Based on the low prevalence of myocarditis observed in competitive athletes with COVID-19, the authors note that these recommendations can be reasonably applied to high-school athletes (aged 14 and older) along with adult recreational exercise enthusiasts.

Future study is needed, however, to better understand how long cardiac abnormalities persist following COVID-19 infection and the role of exercise training in long COVID.

The authors conclude that the current guidance is intended to help clinicians understand not only when testing may be warranted, but also when it is not.

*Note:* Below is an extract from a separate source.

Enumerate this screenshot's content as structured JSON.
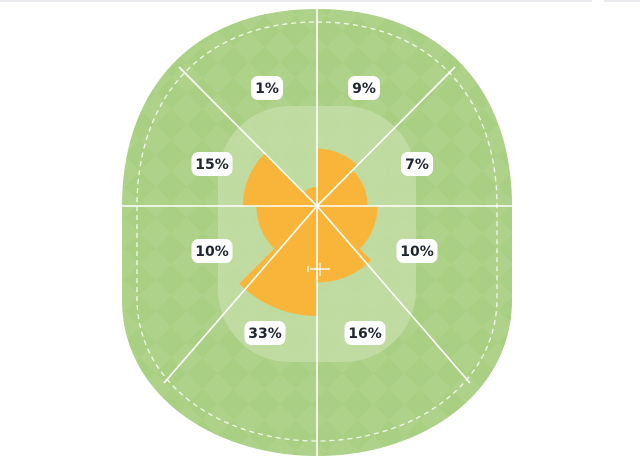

“Given that it reflects the current state of knowledge through early 2022, it is anticipated that recommendations will change over time as our understanding evolves,” they say.

The 2022 ACC Expert Consensus Decision Pathway on Cardiovascular Sequelae of COVID-19: Myocarditis, Post-Acute Sequelae of SARS-CoV-2 Infection (PASC), and Return to Play will be discussed in a session at the American College of Cardiology’s annual scientific session meeting in Washington in April.

A version of this article first appeared on Medscape.com.